If I were working on an older bike, I'd probably get either the M-590 or M-582 crankset. They're the new style of crankset with the outboard bottom bracket, which I find easier to install and remove, and I could swear I can feel the difference in stiffness. Before you let sticker shock deter you, keep in mind that these ship with the bottom bracket, although you should read the description because some of the M-590s are takeoffs. It's certainly a more expensive option than finding an inexpensive crankset for a cartridge bottom bracket and the bottom bracket elsewhere, but it's not a huge difference in price, especially once you consider shipping, I think. You'll need a special tool for the external bottom bracket, and you may or may not need the shell faced. So these add some expense. I'd let the shop remove the old bottom bracket and face the shell.

If you decide you want to go with the larger rings, which will often be described as trekking rings if you want Google Shopping to find them for you, the newer Deore and Deore LX cranks I just mentioned are available that way too.

My bike has an SLX crank and it's pretty sweet. But I kicked myself a little when the LX cranks started showing up on Jenson for $90. The Deore is around the 'net for $75.


----------



## getagrip (Mar 26, 2008)

Thanks again for the response. I just spoke to Trek again, and they said that the spindle size for a new bottom bracket is dependent on the new crank setup, rather than the spindle size of the current bottom bracket...which is based on the current crank setup. So, I think I need to decide on which crank to get first, then I need to figure out which bottom bracket size to get for that crank.

Thanks for the suggestions above on which cranks to get, but I think I'm going to go with my original plan with JensonUSA, because that is really a good deal:

http://www.jensonusa.com/store/product/CR703A00-Shimano+Deore+Crankset+M510.aspx

Also, after doing some thinking about it, I think a 44-32-22 setup might work best for me, and I'm guessing I should go with the square taper. The question is, what bottom bracket to get for that size crank? This is a bigger headache then I ever thought it would be, but I think I'm getting closer to the answer.


----------



## AndrwSwitch (Nov 8, 2007)

Shimano doesn't list it on their tech. docs anymore. Try emailing Jenson and see if they can tell you. The other thing you can do is buy the crank, and then take it to your LBS and buy the bottom bracket from them. They may not be crazy about it, but I think a lot of shops have realized that they need to at least act nice to a customer's face when the guy comes in with internet-purchased items, and they tend to make more money on accessories, clothing and service anyway.


----------



## getagrip (Mar 26, 2008)

Well, I checked out http://www.sheldonbrown.com/bbsize.html and came up with a spindle length of 110-113 mm for the Shimano M440, 480, 510 series, so it seems like it would be safe to go with a 113 mm. One thing that concerns me is that if my current spindle length is 124.5 mm, that's a 11.5 mm difference, just short of 1/2 inch. Then again, it really makes me wonder how accurate Trek's specs are in the first place, because even though I'm quite flawless, its hard to believe my estimated spindle length measurement of 115.9 mm is THAT far off, but I'm open to the possibility.


----------



## AndrwSwitch (Nov 8, 2007)

I think you're not quite getting what's really going on with bottom bracket spindle lengths.

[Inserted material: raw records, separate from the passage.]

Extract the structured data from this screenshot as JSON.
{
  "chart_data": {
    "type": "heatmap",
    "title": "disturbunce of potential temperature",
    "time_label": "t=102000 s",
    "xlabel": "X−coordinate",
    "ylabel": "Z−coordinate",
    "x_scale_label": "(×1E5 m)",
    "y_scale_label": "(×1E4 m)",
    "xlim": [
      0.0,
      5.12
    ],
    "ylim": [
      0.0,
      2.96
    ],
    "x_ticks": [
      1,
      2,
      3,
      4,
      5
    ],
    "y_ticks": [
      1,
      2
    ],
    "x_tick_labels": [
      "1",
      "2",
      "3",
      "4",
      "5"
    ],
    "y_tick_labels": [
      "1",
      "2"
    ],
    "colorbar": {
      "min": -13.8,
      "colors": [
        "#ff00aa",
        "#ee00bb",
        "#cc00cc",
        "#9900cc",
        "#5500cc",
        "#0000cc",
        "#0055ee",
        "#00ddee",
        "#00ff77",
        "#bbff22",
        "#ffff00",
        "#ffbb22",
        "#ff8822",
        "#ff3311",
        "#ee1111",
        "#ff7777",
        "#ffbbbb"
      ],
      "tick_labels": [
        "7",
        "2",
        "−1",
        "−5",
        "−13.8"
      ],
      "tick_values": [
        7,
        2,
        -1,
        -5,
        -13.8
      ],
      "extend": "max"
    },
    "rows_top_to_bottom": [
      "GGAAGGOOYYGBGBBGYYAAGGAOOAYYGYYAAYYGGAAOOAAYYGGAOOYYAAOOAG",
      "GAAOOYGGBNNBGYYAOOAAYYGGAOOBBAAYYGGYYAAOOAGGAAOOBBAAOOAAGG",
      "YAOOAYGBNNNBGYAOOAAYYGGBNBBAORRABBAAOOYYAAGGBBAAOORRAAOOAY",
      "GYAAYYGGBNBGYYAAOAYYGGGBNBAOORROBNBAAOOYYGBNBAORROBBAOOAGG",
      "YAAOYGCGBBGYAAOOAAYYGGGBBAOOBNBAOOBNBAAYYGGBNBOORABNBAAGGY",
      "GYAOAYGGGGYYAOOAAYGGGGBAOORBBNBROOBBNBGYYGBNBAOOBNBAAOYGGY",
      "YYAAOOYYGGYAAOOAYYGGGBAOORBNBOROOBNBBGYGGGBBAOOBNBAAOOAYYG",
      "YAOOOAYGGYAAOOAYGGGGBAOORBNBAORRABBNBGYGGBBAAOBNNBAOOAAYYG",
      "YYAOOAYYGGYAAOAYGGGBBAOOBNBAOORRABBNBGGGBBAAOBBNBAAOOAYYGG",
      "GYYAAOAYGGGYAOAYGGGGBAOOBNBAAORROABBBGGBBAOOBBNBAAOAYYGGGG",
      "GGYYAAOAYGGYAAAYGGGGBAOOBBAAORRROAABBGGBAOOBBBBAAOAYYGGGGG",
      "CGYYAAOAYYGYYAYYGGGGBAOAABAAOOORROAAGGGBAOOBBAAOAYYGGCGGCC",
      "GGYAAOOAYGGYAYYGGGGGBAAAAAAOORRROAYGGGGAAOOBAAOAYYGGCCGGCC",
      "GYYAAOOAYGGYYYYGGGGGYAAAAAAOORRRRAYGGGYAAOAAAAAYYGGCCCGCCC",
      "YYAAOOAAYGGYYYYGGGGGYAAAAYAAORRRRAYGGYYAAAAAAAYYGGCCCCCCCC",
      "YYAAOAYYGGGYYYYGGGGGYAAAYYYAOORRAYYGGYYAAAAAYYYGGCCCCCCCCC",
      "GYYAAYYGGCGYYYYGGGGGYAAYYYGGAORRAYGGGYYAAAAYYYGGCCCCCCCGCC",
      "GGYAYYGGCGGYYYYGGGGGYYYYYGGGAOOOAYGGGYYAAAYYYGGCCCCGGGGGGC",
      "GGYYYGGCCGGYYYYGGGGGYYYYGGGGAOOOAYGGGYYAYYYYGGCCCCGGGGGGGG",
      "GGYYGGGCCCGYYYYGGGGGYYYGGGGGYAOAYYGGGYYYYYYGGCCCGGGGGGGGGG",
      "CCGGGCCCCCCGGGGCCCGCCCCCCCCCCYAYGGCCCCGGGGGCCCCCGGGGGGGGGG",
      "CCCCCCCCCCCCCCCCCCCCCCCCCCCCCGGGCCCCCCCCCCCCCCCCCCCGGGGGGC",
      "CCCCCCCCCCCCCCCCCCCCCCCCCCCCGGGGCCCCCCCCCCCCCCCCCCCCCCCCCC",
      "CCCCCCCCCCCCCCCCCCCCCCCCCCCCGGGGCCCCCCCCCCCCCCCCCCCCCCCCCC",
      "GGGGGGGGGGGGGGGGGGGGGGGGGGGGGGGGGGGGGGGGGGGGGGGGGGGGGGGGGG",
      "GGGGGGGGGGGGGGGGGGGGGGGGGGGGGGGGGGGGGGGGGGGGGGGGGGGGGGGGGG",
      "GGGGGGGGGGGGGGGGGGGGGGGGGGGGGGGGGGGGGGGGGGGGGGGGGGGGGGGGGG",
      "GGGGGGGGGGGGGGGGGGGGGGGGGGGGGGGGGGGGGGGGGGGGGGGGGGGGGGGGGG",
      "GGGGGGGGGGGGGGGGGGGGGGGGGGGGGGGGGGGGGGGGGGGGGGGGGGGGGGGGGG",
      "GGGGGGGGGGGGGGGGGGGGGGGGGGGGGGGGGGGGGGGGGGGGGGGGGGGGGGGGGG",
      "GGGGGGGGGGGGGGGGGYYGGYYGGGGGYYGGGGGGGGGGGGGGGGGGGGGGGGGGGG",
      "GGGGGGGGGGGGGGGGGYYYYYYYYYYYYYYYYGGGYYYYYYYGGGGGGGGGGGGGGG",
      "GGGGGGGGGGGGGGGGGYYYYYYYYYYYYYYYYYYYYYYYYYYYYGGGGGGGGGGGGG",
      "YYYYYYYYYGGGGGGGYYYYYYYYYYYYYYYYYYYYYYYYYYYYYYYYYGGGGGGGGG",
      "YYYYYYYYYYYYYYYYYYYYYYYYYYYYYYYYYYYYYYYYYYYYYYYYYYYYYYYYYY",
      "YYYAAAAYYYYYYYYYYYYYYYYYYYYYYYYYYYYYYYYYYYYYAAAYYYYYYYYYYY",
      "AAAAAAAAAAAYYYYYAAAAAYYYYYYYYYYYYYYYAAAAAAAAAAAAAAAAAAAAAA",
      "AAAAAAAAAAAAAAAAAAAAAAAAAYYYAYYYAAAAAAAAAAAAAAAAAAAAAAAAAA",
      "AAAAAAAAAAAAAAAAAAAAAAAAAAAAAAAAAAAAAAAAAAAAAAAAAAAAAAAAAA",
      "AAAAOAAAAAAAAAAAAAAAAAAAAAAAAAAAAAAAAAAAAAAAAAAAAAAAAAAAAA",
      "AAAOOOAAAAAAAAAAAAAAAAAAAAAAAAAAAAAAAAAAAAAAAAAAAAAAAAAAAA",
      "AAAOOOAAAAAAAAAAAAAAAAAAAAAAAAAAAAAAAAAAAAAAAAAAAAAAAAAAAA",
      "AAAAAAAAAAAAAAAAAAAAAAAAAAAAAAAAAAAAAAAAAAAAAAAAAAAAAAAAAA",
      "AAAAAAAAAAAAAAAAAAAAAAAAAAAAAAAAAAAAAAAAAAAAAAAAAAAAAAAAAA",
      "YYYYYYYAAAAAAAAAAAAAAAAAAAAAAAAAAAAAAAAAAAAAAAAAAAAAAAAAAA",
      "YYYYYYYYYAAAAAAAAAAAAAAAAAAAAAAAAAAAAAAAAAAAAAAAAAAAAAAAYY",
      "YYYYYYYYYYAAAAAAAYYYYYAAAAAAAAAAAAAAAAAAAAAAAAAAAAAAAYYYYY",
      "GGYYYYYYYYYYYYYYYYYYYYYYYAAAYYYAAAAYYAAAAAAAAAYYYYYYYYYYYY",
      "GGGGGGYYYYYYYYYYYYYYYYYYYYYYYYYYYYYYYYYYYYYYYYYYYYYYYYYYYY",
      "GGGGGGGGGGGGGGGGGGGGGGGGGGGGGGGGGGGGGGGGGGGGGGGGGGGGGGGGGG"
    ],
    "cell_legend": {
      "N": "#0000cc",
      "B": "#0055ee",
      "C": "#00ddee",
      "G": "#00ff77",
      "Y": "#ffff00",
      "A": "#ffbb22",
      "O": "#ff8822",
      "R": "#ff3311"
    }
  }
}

Depending on the vagaries of how a crank arm is designed, it could need the interface on the spindle to be at any arbitrary distance from the side of the bottom bracket shell. The designer could put the angled faces or the hard stop, depending on BB type, anywhere he wants them in the crank arm. Certainly there's a range of sizes that's more common, and a 200mm spindle would make no sense. But when we're talking about a few millimeters here and there, that's all about the design of the crank arm.

English-threaded bottom bracket shells come in two sizes - 68mm and 73mm. In the case of a 73mm shell, typically the crank will just call for 5mm more spindle. It's still designed to sit a certain distance from the side of the shell, so overall length is whatever it needs to be to keep that dimension.

Which is a long-winded way of saying that the overall length of the spindle you have right now is irrelevant to the size you'll need for the new crank.


----------